12) Erläutern Sie einige Korrelate des Konstruktes „Fleiß“ (industry) im Kindesalter
S. 293
-
Kinder mit größerem Sinn für Fleiß interessieren sich mehr für
realitätsnahe Aktivitäten als für Ausflüchte in die Phantasie.
Sie unterscheiden leichter zwischen der Anstrengung um etwas zu
erreichen und einer Fähigkeit dazu.
Sie haben bessere Noten
Sie sind öfter mit Aussagen einverstanden, die sozial erwünscht sind
13) Welche Befunde belegen den Zusammenhang zwischen Eriksons 5. und 6.
Stufe? S. 297, Figure 11.5
Kahn, Zimmermann, Csikszentmihalyi, Getzels, 1985: Männer, die als Studenten eine
ausgebildete Identität aufwiesen waren 18 Jahre später eher verheiratet und
unwahrscheinlicher geschieden als einstige Studenten mit weniger ausgeprägter
Identität. Frauen mit besserer Identität hatten nicht unbedingt geheiratet, aber wenn,
waren sie es noch immer.
14) Erläutern Sie einige empirische Korrelaten hoher „Generativität“, S. 289
-
Männer mit Kindern wiesen mit Selbsteinschätzung höhere
Generativität auf
Personen mit hoher Generativität haben den starken Wunsch, der
nächsten Generation behilflich zu sein
15) Erläutern Sie das Prinzip der Epigenese S. 299
Epigenese: Prozess, bei dem sich eine nicht getrennte physikalische Einheit (einzelne
Zelle) zu einem komplexen Organismus entwickelt. Die Zelle enthält dafür einen Bauplan
mit Instruktionen für alle Veränderungen und ihrer Reihenfolge.

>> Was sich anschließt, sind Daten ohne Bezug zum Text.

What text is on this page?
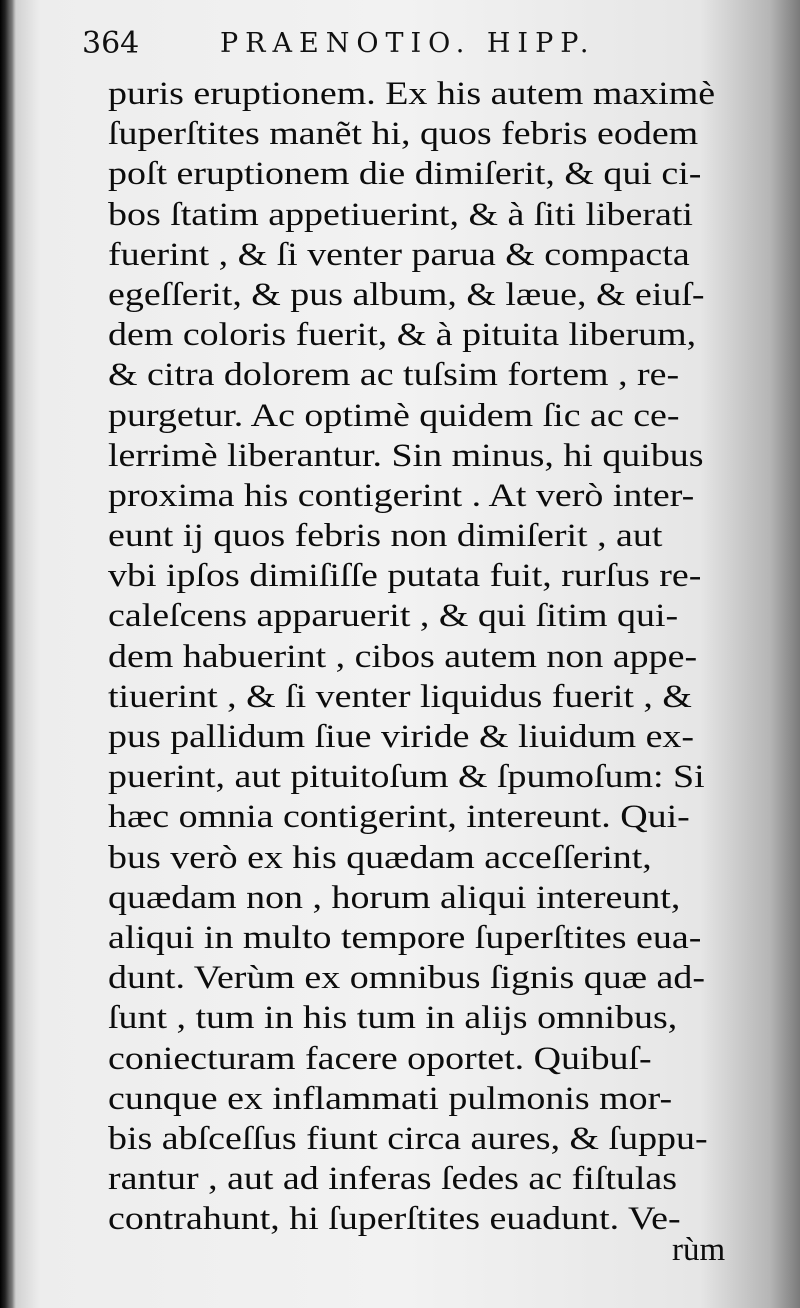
364	PRAENOTIO. HIPP.
puris eruptionem. Ex his autem maximè
ſuperſtites manẽt hi, quos febris eodem
poſt eruptionem die dimiſerit, & qui ci-
bos ſtatim appetiuerint, & à ſiti liberati
fuerint , & ſi venter parua & compacta
egeſſerit, & pus album, & læue, & eiuſ-
dem coloris fuerit, & à pituita liberum,
& citra dolorem ac tuſsim fortem , re-
purgetur. Ac optimè quidem ſic ac ce-
lerrimè liberantur. Sin minus, hi quibus
proxima his contigerint . At verò inter-
eunt ij quos febris non dimiſerit , aut
vbi ipſos dimiſiſſe putata fuit, rurſus re-
caleſcens apparuerit , & qui ſitim qui-
dem habuerint , cibos autem non appe-
tiuerint , & ſi venter liquidus fuerit , &
pus pallidum ſiue viride & liuidum ex-
puerint, aut pituitoſum & ſpumoſum: Si
hæc omnia contigerint, intereunt. Qui-
bus verò ex his quædam acceſſerint,
quædam non , horum aliqui intereunt,
aliqui in multo tempore ſuperſtites eua-
dunt. Verùm ex omnibus ſignis quæ ad-
ſunt , tum in his tum in alijs omnibus,
coniecturam facere oportet. Quibuſ-
cunque ex inflammati pulmonis mor-
bis abſceſſus fiunt circa aures, & ſuppu-
rantur , aut ad inferas ſedes ac fiſtulas
contrahunt, hi ſuperſtites euadunt. Ve-
rùm
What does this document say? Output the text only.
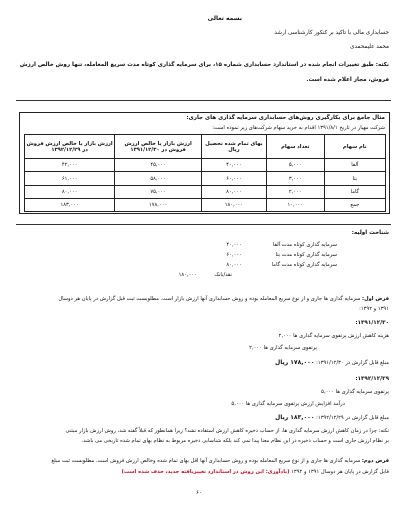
بسمه تعالی
حسابداری مالی با تاکید بر کنکور کارشناسی ارشد
محمد علیمحمدی
نکته: طبق تغییرات انجام شده در استاندارد حسابداری شماره ۱۵، برای سرمایه گذاری کوتاه مدت سریع المعامله، تنها روش خالص ارزش
فروش، مجاز اعلام شده است.
مثال جامع برای بکارگیری روش‌های حسابداری سرمایه گذاری های جاری:
شرکت مهیار در تاریخ ۱۳۹۱/۸/۱ اقدام به خرید سهام شرکت‌های زیر نموده است:
نام سهام	تعداد سهام	بهای تمام شده تحصیل ریال	ارزش بازار یا خالص ارزش فروش در ۱۳۹۱/۱۲/۳۰	ارزش بازار یا خالص ارزش فروش در ۱۳۹۲/۱۲/۲۹
آلفا	۵,۰۰۰	۴۰,۰۰۰	۴۵,۰۰۰	۴۲,۰۰۰
بتا	۳,۰۰۰	۶۰,۰۰۰	۵۸,۰۰۰	۶۱,۰۰۰
گاما	۲,۰۰۰	۸۰,۰۰۰	۷۵,۰۰۰	۸۰,۰۰۰
جمع	۱۰,۰۰۰	۱۸۰,۰۰۰	۱۷۸,۰۰۰	۱۸۳,۰۰۰
شناخت اولیه:
سرمایه گذاری کوتاه مدت آلفا
۴۰,۰۰۰
سرمایه گذاری کوتاه مدت بتا
۶۰,۰۰۰
سرمایه گذاری کوتاه مدت گاما
۸۰,۰۰۰
نقد/بانک
۱۸۰,۰۰۰
فرض اول: سرمایه گذاری ها جاری و از نوع سریع المعامله بوده و روش حسابداری آنها ارزش بازار است. مطلوبست ثبت قبل گزارش در پایان هر دوسال
۱۳۹۱ و ۱۳۹۲:
۱۳۹۱/۱۲/۳۰:
هزینه کاهش ارزش پرتفوی سرمایه گذاری ها ۲,۰۰۰
پرتفوی سرمایه گذاری ها ۲,۰۰۰
مبلغ قابل گزارش در ۱۳۹۱/۱۲/۳۰: ۱۷۸,۰۰۰ ریال
۱۳۹۲/۱۲/۲۹:
پرتفوی سرمایه گذاری ها ۵,۰۰۰
درآمد افزایش ارزش پرتفوی سرمایه گذاری ها ۵,۰۰۰
مبلغ قابل گزارش در ۱۳۹۲/۱۲/۲۹: ۱۸۳,۰۰۰ ریال
نکته: چرا در زمان کاهش ارزش سرمایه گذاری ها، از حساب ذخیره کاهش ارزش استفاده نشد؟ زیرا همانطور که قبلاً گفته شد، روش ارزش بازار مبتنی
بر نظام ارزش جاری است و حساب ذخیره در این نظام معنا پیدا نمی کند بلکه شناسایی ذخیره مربوط به نظام بهای تمام شده تاریخی می باشد.
فرض دوم: سرمایه گذاری ها جاری و از نوع سریع المعامله بوده و روش حسابداری آنها اقل بهای تمام شده وخالص ارزش فروش است. مطلوبست ثبت مبلغ
قابل گزارش در پایان هر دوسال ۱۳۹۱ و ۱۳۹۲ (یادآوری: این روش در استاندارد تغییریافته جدید، حذف شده است)
۶۰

Für Erikson bedeutet Epigenese das Vorhandensein aller Konflikte von Geburt an in
primitiver Form und jeder Konflikt ist einer Phase besonders ausgeprägt und
ausschlaggebend.
Dabei ist folgendes zu beachten:
- Die erste Orientierung am Anfang einer Krise wird durch die Bewältigung aller
früheren Krisen bestimmt.
- Wenn man die erste Krise gut bewältigt hat, legt man Grundsteine für die
Bewältigung der folgenden Krisen.
- Krisen sind nie ganz bewältigt und vergessen.